A'Rod's attorney says MLB fans should ask Bud Selig to explain himself for 'witch hunt'

Tim Brown
Yahoo Sports

Keeping with the tenor of a bitter arbitration hearing, fresh legal pursuits and dueling hostile statements, the attorney for Alex Rodriguez on Saturday said Major League Baseball teams, players and fans should demand from commissioner Bud Selig an explanation for money spent in the "witch hunt" that has targeted Rodriguez.

In response to an MLB statement that accused Rodriguez of, among other things, circumventing the Collective Bargaining and Joint Drug agreements, which was in response to a lawsuit filed by Rodriguez against MLB, Joe Tacopina scolded MLB for its friendly relationship with Tony Bosch, who ran the now-shuttered Biogenesis clinic, and, in his view, overspending on its investigation.

"Commissioner Selig's and MLB's inexplicable personal animus toward Alex Rodriguez has brought them down to the level of protecting and relying primarily upon a witness under federal investigation for dealing performance enhancing drugs to minors," Tacopina said in a statement. "Every player in the league, every fan who spends money on MLB tickets and gear, and every team whose money is being spent on this witch hunt should be asking Selig to explain and justify his actions."
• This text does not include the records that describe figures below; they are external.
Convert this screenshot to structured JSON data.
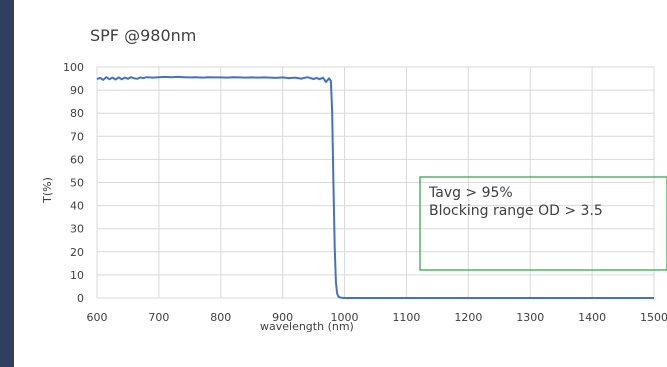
{
  "chart_data": {
    "type": "line",
    "title": "SPF @980nm",
    "xlabel": "wavelength (nm)",
    "ylabel": "T(%)",
    "xlim": [
      600,
      1500
    ],
    "ylim": [
      0,
      100
    ],
    "x_ticks": [
      "600",
      "700",
      "800",
      "900",
      "1000",
      "1100",
      "1200",
      "1300",
      "1400",
      "1500"
    ],
    "y_ticks": [
      "0",
      "10",
      "20",
      "30",
      "40",
      "50",
      "60",
      "70",
      "80",
      "90",
      "100"
    ],
    "grid": true,
    "series": [
      {
        "color": "#4472c4",
        "x": [
          600,
          605,
          610,
          615,
          620,
          625,
          630,
          635,
          640,
          645,
          650,
          655,
          660,
          665,
          670,
          675,
          680,
          690,
          700,
          710,
          720,
          730,
          740,
          750,
          760,
          770,
          780,
          790,
          800,
          810,
          820,
          830,
          840,
          850,
          860,
          870,
          880,
          890,
          900,
          910,
          920,
          930,
          940,
          950,
          955,
          960,
          965,
          970,
          975,
          978,
          980,
          982,
          984,
          986,
          988,
          990,
          992,
          995,
          1000,
          1010,
          1050,
          1100,
          1200,
          1300,
          1400,
          1500
        ],
        "values": [
          94.8,
          95.3,
          94.4,
          95.6,
          94.7,
          95.4,
          94.6,
          95.5,
          94.7,
          95.4,
          94.9,
          95.6,
          95.1,
          94.9,
          95.5,
          95.2,
          95.6,
          95.4,
          95.6,
          95.7,
          95.6,
          95.7,
          95.6,
          95.5,
          95.6,
          95.4,
          95.6,
          95.5,
          95.5,
          95.4,
          95.6,
          95.5,
          95.4,
          95.5,
          95.4,
          95.5,
          95.4,
          95.3,
          95.5,
          95.2,
          95.4,
          95.0,
          95.6,
          94.8,
          95.3,
          94.7,
          95.4,
          93.5,
          95.1,
          94.0,
          80.0,
          50.0,
          22.0,
          7.0,
          2.0,
          0.6,
          0.3,
          0.1,
          0.0,
          0.0,
          0.0,
          0.0,
          0.0,
          0.0,
          0.0,
          0.0
        ]
      }
    ],
    "annotations": [
      "Tavg > 95%",
      "Blocking range OD > 3.5"
    ],
    "annotation_box_color": "#3aa655"
  }
}
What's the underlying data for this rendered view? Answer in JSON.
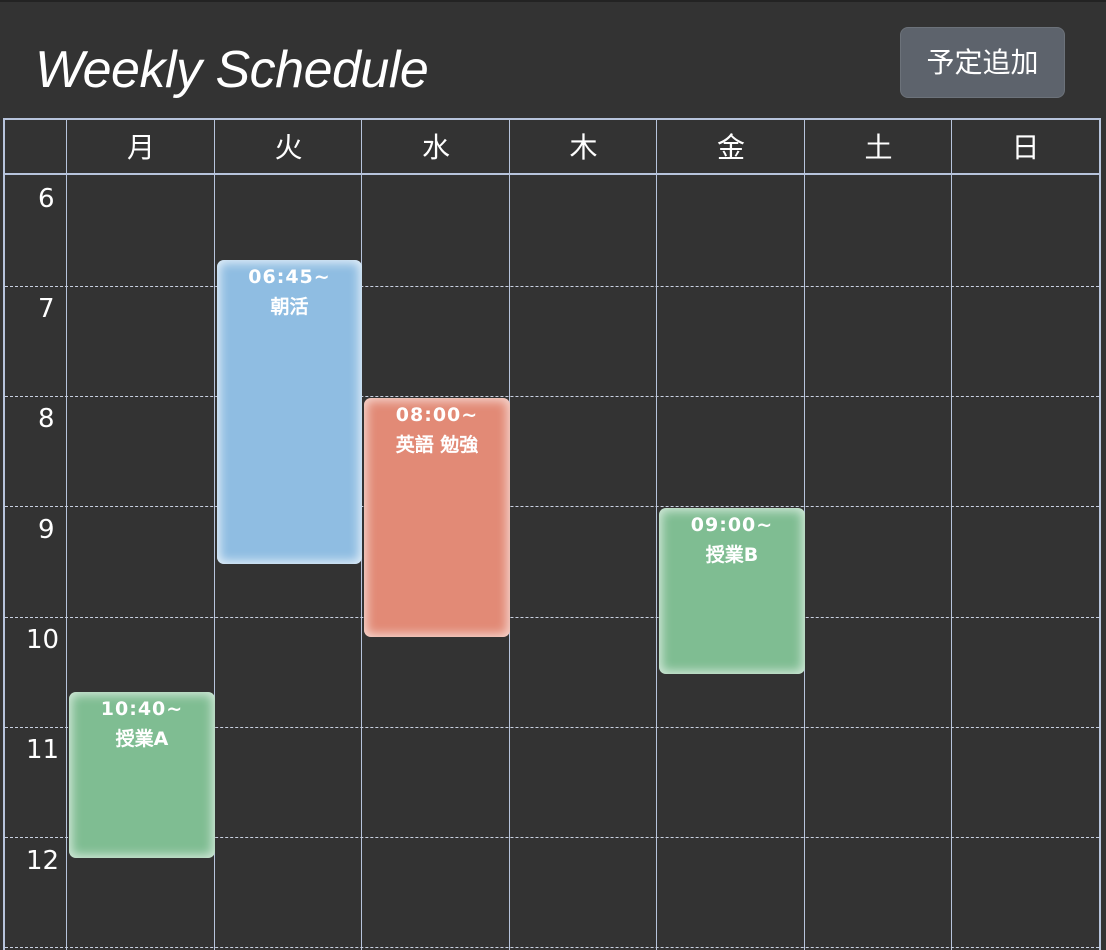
{
  "app": {
    "title": "Weekly Schedule",
    "add_button_label": "予定追加"
  },
  "days": [
    "月",
    "火",
    "水",
    "木",
    "金",
    "土",
    "日"
  ],
  "hours": [
    "6",
    "7",
    "8",
    "9",
    "10",
    "11",
    "12"
  ],
  "events": [
    {
      "day": "火",
      "time": "06:45~",
      "title": "朝活",
      "color": "#8fbde2"
    },
    {
      "day": "水",
      "time": "08:00~",
      "title": "英語 勉強",
      "color": "#e28a76"
    },
    {
      "day": "金",
      "time": "09:00~",
      "title": "授業B",
      "color": "#7fbd92"
    },
    {
      "day": "月",
      "time": "10:40~",
      "title": "授業A",
      "color": "#7fbd92"
    }
  ],
  "colors": {
    "background": "#333333",
    "grid_line": "#b7c4dc",
    "button": "#5d636c"
  }
}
[Photos: Wild scene outside MLB headquarters]

Tacopina defended the merits of the lawsuit filed in New York State Supreme Court, which he said was backed by "indisputable evidence" of "Selig's misconduct," among other alleged MLB transgressions.

Rodriguez and his attorneys spent the past week appealing the player's 211-game suspension before arbitrator Frederic Horowitz. Bosch is baseball's key witness. The hearing is expected to resume in about 10 days.

[Related: A-Rod files second lawsuit, this time against NYC hospital]

In its statement Friday, MLB denied the allegations of Rodriguez's lawsuit and said it would focus in the short-term on the arbitration process. The league has accused Rodriguez of possessing and using synthetic testosterone and Human Growth Hormone, along with obstructing the league's investigation into Biogenesis and its relationship with baseball players. Rodriguez's team has been vigorous in its defense, as evidenced by its lawsuit against MLB, and a malpractice suit against the doctor and hospital Rodriguez alleges misdiagnosed the hip injury he suffered a year ago.

Tacopina's statement concluded, "We look forward to the opportunity to continue to press our defense against Selig's crusade to banish Alex later this month, and to pressing forward in our damages suit against he and his lieutenants."